For a stand down to be acceptable under the Fair Work Act 2009 it must meet the following requirements:
- The employee cannot be usefully employed because of a stoppage of work
- The employer cannot be held reasonably responsible for the stoppage of work
- Any work that is performed must provide a net benefit to the employer
- The ‘qualifying employer’ is using a JobKeeper enabling stand down direction under the new temporary JobKeeper changes to the Fair Work Act
It is important to note that a mere reduction in the volume or type of work available does not justify a stand-down. A recent Fair Work Commission case heard an employee challenge his stand down because he believed he could still be usefully employed through administrative and caretaker tasks at a Coral Princess Cruises.
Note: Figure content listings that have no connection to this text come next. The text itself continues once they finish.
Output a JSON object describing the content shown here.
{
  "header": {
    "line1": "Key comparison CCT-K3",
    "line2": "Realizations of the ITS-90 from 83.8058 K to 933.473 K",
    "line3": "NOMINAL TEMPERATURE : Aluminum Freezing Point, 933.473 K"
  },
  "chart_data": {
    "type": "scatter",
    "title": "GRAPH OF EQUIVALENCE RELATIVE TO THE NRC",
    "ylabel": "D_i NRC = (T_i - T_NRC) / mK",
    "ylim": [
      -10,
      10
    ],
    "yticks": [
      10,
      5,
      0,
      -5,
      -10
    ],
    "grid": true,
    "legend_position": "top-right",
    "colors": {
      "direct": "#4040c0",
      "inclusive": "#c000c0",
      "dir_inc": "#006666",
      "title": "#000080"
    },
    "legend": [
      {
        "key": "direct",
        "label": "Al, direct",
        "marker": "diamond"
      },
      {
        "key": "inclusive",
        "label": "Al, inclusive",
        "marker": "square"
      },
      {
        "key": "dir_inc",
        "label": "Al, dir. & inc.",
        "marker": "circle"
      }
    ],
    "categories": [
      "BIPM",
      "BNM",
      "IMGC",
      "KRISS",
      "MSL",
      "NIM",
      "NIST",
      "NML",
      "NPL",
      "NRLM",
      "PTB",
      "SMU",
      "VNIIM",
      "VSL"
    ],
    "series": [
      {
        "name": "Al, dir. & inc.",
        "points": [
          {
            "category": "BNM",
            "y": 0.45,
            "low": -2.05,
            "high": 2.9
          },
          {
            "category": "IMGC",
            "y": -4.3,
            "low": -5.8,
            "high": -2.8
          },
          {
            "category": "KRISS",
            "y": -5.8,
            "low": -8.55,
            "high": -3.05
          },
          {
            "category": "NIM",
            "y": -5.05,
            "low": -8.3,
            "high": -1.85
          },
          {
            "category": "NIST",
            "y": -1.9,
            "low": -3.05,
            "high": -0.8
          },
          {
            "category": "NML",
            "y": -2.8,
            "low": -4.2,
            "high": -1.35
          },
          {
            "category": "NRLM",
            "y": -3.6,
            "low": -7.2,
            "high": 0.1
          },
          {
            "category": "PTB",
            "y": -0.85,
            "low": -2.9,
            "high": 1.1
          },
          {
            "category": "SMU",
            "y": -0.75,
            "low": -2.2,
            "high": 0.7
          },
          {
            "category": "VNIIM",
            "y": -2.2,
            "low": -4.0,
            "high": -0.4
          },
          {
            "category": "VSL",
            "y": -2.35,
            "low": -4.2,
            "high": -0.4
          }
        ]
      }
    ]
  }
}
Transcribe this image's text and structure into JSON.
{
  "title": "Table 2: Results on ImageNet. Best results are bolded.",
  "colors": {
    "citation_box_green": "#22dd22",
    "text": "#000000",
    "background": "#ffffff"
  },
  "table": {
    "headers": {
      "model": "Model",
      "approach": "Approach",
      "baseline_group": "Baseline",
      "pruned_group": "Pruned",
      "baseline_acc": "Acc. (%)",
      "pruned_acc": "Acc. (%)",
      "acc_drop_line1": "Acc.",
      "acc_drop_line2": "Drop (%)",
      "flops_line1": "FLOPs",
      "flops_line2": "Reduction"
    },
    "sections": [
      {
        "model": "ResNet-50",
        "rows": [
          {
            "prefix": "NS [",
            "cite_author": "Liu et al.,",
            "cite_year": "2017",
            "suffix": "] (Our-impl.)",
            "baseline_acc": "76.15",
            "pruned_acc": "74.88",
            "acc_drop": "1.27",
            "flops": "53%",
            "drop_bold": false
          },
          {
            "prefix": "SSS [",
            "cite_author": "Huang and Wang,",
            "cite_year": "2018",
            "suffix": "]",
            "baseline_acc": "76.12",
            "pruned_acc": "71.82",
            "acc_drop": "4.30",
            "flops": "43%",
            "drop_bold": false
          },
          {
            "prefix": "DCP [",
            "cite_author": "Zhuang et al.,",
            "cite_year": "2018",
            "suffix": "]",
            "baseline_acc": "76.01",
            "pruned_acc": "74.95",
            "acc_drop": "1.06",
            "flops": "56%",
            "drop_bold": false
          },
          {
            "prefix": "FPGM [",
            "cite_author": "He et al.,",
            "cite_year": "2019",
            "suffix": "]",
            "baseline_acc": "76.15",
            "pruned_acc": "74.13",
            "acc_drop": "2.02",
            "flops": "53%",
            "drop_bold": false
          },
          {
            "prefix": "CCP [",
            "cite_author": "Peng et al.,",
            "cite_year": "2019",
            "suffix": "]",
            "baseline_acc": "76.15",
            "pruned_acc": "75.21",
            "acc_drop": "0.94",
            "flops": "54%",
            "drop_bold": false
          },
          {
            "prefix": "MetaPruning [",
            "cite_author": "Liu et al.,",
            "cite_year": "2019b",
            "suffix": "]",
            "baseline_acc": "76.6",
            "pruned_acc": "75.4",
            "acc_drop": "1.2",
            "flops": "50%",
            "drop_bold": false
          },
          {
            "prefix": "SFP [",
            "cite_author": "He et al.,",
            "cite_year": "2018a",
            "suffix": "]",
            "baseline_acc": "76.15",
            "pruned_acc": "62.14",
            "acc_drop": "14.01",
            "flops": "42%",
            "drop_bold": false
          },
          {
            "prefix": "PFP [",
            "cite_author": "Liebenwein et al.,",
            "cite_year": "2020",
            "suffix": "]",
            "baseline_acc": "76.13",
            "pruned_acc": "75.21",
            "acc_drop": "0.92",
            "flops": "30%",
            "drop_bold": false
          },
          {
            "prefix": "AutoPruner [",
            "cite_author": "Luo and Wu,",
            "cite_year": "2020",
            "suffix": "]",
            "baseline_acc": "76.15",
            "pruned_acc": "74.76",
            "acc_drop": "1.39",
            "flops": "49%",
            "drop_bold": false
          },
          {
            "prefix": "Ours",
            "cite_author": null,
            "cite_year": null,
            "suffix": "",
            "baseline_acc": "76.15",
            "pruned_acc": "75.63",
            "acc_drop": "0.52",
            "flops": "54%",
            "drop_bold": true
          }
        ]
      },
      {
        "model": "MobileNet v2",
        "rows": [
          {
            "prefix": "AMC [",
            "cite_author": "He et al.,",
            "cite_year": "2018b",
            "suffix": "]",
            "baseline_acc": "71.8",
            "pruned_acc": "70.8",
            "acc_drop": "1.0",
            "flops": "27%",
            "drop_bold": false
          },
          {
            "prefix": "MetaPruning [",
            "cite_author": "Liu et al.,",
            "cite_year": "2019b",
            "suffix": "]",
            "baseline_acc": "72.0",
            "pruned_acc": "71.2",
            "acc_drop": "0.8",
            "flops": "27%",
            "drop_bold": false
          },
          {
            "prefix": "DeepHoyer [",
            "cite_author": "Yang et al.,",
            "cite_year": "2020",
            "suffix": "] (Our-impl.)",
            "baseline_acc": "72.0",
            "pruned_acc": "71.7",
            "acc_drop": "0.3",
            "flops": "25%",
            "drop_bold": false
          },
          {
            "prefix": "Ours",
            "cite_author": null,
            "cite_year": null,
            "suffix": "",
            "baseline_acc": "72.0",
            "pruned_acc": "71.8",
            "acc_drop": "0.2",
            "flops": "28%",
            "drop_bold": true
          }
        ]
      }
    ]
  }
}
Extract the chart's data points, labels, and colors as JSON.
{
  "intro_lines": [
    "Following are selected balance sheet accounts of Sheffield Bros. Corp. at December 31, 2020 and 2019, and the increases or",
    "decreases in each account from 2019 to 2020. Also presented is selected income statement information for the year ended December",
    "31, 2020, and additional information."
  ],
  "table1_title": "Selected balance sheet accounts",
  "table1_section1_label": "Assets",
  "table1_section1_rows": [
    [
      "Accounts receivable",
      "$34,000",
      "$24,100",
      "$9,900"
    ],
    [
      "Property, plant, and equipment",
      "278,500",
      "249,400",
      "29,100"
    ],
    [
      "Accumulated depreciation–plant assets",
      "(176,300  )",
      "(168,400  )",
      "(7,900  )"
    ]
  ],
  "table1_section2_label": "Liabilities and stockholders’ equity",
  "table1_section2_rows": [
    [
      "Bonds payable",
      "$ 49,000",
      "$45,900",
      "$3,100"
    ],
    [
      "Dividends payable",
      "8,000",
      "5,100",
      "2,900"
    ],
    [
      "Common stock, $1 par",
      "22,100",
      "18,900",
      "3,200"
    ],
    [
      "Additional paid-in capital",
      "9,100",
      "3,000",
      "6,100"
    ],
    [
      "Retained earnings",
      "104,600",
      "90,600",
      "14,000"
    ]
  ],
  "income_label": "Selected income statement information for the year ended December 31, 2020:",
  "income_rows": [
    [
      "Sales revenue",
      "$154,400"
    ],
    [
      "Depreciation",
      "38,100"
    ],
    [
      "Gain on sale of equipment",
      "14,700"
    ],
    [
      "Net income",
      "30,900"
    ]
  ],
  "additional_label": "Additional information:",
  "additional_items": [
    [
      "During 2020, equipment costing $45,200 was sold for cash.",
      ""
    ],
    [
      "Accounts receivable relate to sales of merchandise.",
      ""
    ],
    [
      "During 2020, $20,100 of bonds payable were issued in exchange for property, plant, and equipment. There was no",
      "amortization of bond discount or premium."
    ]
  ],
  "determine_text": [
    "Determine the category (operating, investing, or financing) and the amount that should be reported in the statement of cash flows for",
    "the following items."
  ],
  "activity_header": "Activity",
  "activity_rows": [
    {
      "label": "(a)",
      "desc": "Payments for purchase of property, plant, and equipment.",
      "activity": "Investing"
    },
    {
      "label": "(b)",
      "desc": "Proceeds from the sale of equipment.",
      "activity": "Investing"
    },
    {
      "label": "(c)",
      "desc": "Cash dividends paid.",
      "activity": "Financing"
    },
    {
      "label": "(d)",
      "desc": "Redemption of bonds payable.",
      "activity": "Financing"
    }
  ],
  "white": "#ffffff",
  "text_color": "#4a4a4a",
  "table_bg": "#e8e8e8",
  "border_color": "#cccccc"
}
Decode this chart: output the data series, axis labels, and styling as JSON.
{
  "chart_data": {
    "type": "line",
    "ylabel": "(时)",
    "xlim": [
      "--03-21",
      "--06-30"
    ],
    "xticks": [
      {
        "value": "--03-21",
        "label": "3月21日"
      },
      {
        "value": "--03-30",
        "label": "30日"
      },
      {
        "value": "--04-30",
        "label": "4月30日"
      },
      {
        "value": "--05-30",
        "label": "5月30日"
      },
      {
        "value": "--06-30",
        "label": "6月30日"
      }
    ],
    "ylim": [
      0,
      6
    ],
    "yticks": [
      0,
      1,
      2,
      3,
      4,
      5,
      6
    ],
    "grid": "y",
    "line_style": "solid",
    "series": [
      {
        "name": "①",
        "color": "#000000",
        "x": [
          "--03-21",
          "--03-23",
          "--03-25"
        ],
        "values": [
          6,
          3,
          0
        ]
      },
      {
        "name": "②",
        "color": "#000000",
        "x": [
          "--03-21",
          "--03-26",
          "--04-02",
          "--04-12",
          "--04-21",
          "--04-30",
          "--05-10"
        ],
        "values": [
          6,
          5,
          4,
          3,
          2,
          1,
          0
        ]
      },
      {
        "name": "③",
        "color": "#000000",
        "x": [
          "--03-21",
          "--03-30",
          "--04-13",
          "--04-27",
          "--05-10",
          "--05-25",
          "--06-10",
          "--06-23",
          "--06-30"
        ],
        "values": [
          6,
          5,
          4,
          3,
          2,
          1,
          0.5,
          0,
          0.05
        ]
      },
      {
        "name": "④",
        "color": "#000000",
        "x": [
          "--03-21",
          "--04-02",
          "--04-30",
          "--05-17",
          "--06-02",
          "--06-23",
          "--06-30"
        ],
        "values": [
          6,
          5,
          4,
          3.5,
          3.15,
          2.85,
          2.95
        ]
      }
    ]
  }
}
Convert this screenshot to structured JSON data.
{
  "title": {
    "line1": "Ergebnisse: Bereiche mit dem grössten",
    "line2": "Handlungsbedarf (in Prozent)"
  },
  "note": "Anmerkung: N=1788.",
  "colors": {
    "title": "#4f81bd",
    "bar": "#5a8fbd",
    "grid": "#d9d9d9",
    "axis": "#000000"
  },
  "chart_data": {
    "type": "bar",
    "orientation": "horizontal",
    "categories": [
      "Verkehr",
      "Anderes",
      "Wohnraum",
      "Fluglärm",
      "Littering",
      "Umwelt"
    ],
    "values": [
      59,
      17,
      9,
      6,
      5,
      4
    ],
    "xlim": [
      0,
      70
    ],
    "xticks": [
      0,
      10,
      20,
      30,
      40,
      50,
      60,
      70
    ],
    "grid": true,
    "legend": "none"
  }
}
However, the Fair Work Commission decided that “work” in this case was the purpose for which the business traded, providing cruise holidays, and therefore caretaker tasks were not considered useful employment and did not provide a net benefit to Coral Princess Cruises. The Fair Work Commission decided that this was a reasonable action for the employer to take to protect their business.
Therefore, if there is insufficient work remaining in a role and an employee cannot be usefully employed to the net benefit of the company, or if the employer is receiving JobKeeper payments the employee can be stood down.